Two studies out this week — and studies going back 15 years or longer — show quite the opposite. Americans pay more per capita for health care than people in any other industrialized country. In return, we are sicker, die younger and are unhappier with the system.

The Commonwealth Fund, which does research on health care and health reform, has shown year after year in its regular surveys that Americans spend a lot more on health care than anyone else. Right now it’s $2.7 trillion a year — that’s $8,508 a head, compared to $5,669 per person in Norway and $5,643 in Switzerland, the next-highest-spending countries. New Zealanders spend just $3,182 per person.

And Americans aren't getting more or better care for that money.
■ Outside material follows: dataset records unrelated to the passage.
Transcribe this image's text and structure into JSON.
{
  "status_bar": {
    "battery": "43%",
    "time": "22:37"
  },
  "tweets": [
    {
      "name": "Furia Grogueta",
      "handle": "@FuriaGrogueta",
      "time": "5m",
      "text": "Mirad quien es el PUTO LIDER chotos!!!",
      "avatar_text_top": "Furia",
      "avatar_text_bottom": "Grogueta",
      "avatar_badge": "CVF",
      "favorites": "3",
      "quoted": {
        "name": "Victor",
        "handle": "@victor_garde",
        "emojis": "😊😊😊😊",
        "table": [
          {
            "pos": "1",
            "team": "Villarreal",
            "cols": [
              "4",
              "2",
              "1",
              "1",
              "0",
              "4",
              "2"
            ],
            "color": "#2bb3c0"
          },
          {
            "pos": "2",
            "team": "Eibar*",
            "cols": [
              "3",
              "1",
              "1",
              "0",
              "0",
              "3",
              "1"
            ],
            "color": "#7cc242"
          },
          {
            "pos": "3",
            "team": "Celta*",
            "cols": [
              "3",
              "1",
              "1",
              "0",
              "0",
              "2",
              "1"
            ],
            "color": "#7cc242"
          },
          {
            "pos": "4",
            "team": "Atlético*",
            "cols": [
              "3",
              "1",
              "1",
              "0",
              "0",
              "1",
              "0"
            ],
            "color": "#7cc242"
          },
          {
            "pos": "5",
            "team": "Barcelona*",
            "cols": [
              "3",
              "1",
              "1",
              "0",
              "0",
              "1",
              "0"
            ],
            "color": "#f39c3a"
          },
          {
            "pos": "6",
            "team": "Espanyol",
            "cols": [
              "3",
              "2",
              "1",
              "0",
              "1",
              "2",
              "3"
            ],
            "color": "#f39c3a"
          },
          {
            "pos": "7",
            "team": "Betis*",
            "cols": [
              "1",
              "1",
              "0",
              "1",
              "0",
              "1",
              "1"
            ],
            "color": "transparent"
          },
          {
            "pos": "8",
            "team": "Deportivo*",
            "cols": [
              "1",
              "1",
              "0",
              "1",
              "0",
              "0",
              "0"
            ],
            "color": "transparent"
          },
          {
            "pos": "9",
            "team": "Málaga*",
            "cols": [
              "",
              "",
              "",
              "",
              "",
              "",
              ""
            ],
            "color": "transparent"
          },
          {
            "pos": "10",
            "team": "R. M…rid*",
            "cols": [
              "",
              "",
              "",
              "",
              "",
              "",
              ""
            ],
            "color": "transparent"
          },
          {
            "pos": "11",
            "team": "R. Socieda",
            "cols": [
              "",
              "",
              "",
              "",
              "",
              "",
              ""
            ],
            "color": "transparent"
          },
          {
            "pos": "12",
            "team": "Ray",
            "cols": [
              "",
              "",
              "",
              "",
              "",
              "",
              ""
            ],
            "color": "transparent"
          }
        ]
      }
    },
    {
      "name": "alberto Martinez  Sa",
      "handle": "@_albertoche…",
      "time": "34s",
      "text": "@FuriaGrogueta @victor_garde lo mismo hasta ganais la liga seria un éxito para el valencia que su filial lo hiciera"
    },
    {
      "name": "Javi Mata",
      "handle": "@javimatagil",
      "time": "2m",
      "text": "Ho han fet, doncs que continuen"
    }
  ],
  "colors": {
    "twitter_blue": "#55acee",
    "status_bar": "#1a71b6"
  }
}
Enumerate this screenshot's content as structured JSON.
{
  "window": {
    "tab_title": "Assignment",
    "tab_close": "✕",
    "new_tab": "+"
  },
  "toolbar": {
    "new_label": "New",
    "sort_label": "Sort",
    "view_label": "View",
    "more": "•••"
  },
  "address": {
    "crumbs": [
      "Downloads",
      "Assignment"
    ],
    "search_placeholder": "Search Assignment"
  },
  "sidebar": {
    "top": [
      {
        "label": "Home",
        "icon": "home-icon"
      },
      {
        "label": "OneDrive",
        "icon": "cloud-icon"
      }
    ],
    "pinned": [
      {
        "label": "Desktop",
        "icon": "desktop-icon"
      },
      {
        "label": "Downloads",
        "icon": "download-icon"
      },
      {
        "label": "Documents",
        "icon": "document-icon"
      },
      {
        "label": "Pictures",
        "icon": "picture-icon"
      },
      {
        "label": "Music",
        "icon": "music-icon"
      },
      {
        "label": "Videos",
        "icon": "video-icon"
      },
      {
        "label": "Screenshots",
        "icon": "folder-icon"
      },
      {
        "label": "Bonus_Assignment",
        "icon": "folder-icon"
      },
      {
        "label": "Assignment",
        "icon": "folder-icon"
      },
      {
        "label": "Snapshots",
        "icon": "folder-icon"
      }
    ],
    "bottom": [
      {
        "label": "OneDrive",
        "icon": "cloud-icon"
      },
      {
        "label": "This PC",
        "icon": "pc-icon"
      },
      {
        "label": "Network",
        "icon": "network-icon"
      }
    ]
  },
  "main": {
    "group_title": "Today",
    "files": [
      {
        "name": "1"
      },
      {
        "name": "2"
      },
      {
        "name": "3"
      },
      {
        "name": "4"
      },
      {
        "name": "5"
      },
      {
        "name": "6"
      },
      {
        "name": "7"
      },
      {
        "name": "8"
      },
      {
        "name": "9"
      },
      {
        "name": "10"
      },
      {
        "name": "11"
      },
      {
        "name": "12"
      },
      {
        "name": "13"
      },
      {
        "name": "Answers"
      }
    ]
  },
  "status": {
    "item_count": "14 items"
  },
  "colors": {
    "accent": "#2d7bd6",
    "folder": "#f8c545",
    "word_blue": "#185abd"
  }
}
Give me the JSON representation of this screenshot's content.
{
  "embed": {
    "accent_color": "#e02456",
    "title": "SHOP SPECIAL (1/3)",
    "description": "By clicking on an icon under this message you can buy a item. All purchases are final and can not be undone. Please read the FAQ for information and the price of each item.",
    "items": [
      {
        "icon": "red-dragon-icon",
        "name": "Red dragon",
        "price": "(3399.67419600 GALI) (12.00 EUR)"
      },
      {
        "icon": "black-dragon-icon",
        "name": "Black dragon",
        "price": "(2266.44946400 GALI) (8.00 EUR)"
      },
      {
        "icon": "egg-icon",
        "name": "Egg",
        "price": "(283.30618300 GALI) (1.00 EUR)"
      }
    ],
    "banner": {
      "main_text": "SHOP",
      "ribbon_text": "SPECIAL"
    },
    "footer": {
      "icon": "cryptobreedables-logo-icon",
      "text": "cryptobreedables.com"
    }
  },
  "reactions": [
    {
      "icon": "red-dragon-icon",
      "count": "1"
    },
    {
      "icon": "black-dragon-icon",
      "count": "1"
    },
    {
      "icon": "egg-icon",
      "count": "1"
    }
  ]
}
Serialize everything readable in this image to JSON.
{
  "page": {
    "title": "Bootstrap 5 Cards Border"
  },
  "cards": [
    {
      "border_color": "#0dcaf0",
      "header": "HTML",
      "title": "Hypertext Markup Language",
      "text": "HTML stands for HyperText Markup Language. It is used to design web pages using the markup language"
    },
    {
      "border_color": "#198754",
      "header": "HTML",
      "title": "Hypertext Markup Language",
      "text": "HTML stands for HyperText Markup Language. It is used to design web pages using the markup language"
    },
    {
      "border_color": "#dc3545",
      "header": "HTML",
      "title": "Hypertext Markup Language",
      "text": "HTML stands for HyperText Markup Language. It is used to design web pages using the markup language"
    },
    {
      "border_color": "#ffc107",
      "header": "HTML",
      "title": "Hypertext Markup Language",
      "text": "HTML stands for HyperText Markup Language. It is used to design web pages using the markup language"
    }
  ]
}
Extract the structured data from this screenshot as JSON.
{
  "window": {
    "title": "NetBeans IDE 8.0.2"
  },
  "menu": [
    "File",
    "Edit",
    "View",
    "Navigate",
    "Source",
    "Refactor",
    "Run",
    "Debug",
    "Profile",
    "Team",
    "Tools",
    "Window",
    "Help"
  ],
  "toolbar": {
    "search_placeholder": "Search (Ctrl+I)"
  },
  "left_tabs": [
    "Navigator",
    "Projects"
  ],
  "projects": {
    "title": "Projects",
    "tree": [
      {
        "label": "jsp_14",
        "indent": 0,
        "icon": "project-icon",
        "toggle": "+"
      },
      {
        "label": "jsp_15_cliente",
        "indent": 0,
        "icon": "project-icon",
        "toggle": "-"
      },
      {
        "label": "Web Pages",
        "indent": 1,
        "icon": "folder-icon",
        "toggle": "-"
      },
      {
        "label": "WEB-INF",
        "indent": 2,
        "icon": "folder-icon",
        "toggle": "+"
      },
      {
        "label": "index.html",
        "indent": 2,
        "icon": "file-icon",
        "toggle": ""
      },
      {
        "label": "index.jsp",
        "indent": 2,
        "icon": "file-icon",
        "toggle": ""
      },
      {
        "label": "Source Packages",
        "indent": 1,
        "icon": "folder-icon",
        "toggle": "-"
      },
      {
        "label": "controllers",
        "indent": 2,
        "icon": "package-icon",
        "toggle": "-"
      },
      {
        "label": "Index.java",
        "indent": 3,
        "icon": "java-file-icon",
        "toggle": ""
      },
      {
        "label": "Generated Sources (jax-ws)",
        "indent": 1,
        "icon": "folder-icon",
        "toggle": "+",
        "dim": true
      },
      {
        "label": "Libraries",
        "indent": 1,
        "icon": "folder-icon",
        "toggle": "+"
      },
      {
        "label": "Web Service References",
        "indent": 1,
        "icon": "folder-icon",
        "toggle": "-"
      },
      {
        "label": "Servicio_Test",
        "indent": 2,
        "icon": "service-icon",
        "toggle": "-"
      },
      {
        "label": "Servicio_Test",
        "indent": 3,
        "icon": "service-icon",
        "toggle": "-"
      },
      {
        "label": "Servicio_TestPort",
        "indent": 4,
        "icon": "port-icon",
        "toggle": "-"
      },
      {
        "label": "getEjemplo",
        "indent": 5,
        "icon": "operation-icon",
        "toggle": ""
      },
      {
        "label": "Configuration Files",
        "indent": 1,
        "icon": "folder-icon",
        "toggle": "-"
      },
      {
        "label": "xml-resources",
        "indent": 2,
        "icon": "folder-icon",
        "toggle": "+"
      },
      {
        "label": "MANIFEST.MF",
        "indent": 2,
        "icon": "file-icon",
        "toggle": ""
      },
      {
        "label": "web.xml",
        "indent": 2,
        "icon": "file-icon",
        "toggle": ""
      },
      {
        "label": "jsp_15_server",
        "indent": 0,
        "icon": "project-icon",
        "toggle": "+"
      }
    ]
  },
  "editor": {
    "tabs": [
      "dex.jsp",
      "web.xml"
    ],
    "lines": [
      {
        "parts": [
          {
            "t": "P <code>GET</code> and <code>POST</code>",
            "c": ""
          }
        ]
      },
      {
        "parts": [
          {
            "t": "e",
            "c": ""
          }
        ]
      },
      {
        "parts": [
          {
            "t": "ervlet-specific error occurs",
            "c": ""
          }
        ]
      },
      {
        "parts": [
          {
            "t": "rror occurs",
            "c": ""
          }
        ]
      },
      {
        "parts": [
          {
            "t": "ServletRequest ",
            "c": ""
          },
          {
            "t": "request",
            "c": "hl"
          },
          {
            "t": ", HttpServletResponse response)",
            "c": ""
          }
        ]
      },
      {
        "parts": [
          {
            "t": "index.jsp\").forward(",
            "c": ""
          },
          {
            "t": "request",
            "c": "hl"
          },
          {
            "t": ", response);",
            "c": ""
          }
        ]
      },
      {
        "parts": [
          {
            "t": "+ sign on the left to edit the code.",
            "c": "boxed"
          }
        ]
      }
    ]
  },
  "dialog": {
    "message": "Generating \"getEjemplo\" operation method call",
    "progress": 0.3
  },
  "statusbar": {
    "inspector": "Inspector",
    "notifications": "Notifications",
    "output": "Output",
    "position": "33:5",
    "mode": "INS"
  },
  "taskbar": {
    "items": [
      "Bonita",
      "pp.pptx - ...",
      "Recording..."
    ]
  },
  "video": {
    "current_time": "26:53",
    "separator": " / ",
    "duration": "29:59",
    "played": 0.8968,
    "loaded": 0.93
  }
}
The U.S. has the eighth-lowest life expectancy in the Organization for Economic Co-operation and Development, which groups developed nations.

In the latest survey of more than 20,000 people from Australia, Canada, France, Germany, the Netherlands, New Zealand, Norway, Sweden, Switzerland, Britain and the U.S., Commonwealth researchers found that 37 percent of Americans went without recommended care, did not see a doctor when sick, or failed to fill prescriptions because of costs, compared to as few as 4 percent to 6 percent in Britain and Sweden.

And 23 percent of U.S. adults either had serious problems paying medical bills or were unable to pay them, compared to fewer than 13 percent of adults in France and 6 percent or fewer in Britain, Sweden, and Norway, Commonwealth reported Wednesday in the journal Health Affairs.

More than 40 percent of U.S. adults said they spent $1,000 or more out-of-pocket for care in the past year, by far the highest rate of any country surveyed.

Most — 75 percent —of the 2,000 or so U.S. adults surveyed said the health system needs fundamental changes or to be rebuilt. Just half of Dutch and Swedish people did, while 63 percent of Britons said their system works well and only needs minor changes.  

“The U.S. spends more on health care than any other country, but what we get for these significant resources falls short in terms of access to care, affordability, and quality,” said Dr. David Blumenthal, president of the Commonwealth Fund,

Americans also wait longer to see primary care doctors; 76 percent in Germany said they could get a same or next-day appointment, and 63 percent in the Netherlands, compared to 48 percent in the U.S. Only Canada scored worse, with 41 percent saying they could.

And the U.S. has more patients than anywhere else using the emergency room. A full 48 percent of Americans said they had used the ER in the past two years, compared to 31 percent in France and 22 percent in Germany and Australia.

Even the U.S. Institute of Medicine says U.S. health care is a mess, with tens of thousands of Americans dying from medical errors and drug overdoses, and with the system wasting $750 billion in 2009. 

And on Tuesday, a report in the Journal of the American Medical Association looked at improvements in the U.S. health care system. The upshot? They’re not really keeping up with the rest of the world. 

U.S. life expectancy is getting longer, but it’s lagging behind the longer lifespans enjoyed by people in most of western Europe and Japan. And there are huge disparities across the country, with people in states like Mississippi considerably less healthy than people in Colorado or New York City.